Asked his opinion of
the scope and nature of the post-election violence in Zimbabwe,
Ambassador McGee says, "I think that the scope is massive.
We're talking about large numbers of people who are being
intimidated by violence. We're talking about large numbers
of people -- and this may be an even more serious issue -- who are
being displaced from their possessions, from their homes. These
are people who will not be able to vote in any runoff election,
if that does happen, because they won't be living in the wards
where they're registered. So, that's a serious issue
right there."
He adds, "The degree
of the violence is brutality like I've never seen before.
I've even been in war zones. I served in Vietnam for four
years . . . What I'm seeing here I did not even see that
type of brutality in a war zone."
Asked whether he believes
the violence is being organized and supported by the ruling ZANU-PF
Party as many have claimed, Ambassador McGee says, "I've
personally spoken to literally a hundred, maybe a hundred and twenty
people. I've had one person who tells me that he's a
ZANU supporter and was a victim of violence. To a person, everyone
else tells me that they were an MDC supporter and that the people
who had brought the violence down upon them were ZANU or ZANU supporters.
This leads me to believe, from my small sampling of what's
happening here in Zimbabwe, that the vast, vast majority is being
perpetrated on MDC personnel by ZANU people." However, he
adds, "What I have to say to everyone is I really don't
care if you're ZANU or if you're MDC -- the violence
has to stop in Zimbabwe."
Commenting on whether
he thinks the Mugabe government is taking steps to end the violence,
he says, "I've seen no evidence that the government
is determined to stop this violence. No evidence whatsoever."
As for Tuesday's
incident, in which Ambassador McGee opened up hospital gates despite
police attempts to detain him and others, he says, "My decision
was a very simple one. It was time for us to depart the hospital.

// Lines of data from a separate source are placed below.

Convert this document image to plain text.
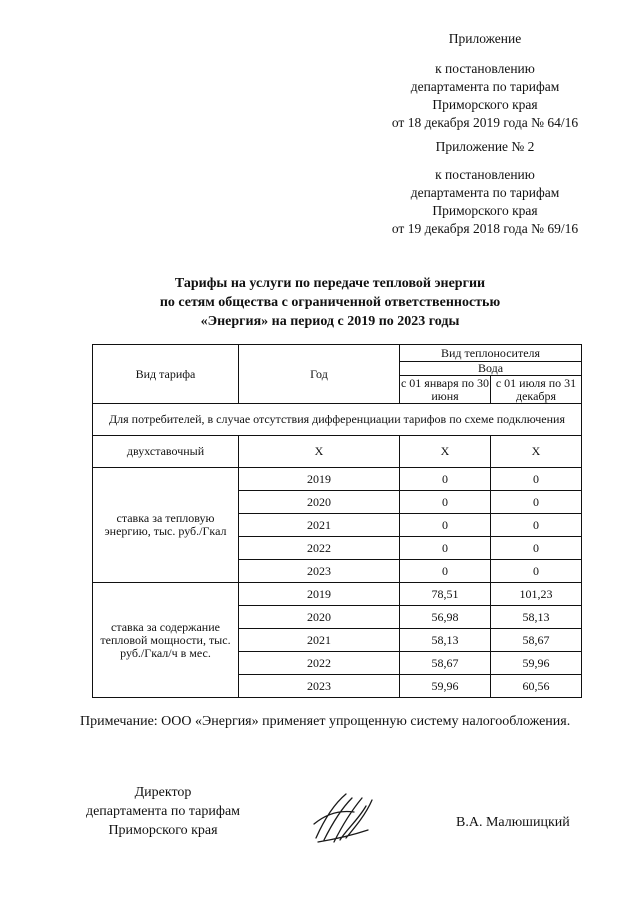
Приложение
к постановлению
департамента по тарифам
Приморского края
от 18 декабря 2019 года № 64/16
Приложение № 2
к постановлению
департамента по тарифам
Приморского края
от 19 декабря 2018 года № 69/16
Тарифы на услуги по передаче тепловой энергии
по сетям общества с ограниченной ответственностью
«Энергия» на период с 2019 по 2023 годы
Вид тарифа	Год	Вид теплоносителя	
		Вода	
		с 01 января по 30 июня	с 01 июля по 31 декабря
Для потребителей, в случае отсутствия дифференциации тарифов по схеме подключения			
двухставочный	Х	Х	Х
ставка за тепловую энергию, тыс. руб./Гкал	2019	0	0
	2020	0	0
	2021	0	0
	2022	0	0
	2023	0	0
ставка за содержание тепловой мощности, тыс. руб./Гкал/ч в мес.	2019	78,51	101,23
	2020	56,98	58,13
	2021	58,13	58,67
	2022	58,67	59,96
	2023	59,96	60,56
Примечание: ООО «Энергия» применяет упрощенную систему налогообложения.
Директор
департамента по тарифам
Приморского края
В.А. Малюшицкий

There were four policemen, armed policemen, who were standing at
the gate. I said it was time for us to depart and I went and opened
the gate and asked my people to leave. As an accredited diplomat
here I should not be detained. Article 26 of the Vienna Convention . . . says
that diplomats should be afforded free and unimpeded passage throughout
the length and breadth of the country that they're accredited
to."
Asked where Zimbabwe
goes from here, with a runoff presidential election pending, the
US ambassador says, "I think there are several ways forward.
Number one, I think that the people of Zimbabwe need to stand up
and say enough is enough. We have made a decision. Let's move
forward and give us the opportunity to again express our will."
Ambassador McGee says
the government needs to announce a date for the election. "The
government of Zimbabwe, as well as the people of Zimbabwe, needs
to assure that this will be a safe, free, fair election. The second
thing I think needs to happen is that the . . . regional communities,
such as SADC, need to step in and ensure that their rules regarding
the conduct of an election in their member nations are being met
here in Zimbabwe. SADC has some very, very definitive rules about
the type of violence that we see happening here in Zimbabwe. And
I think it's incumbent upon SADC to ensure that Zimbabwe as
a member state lives up to those rules," he says.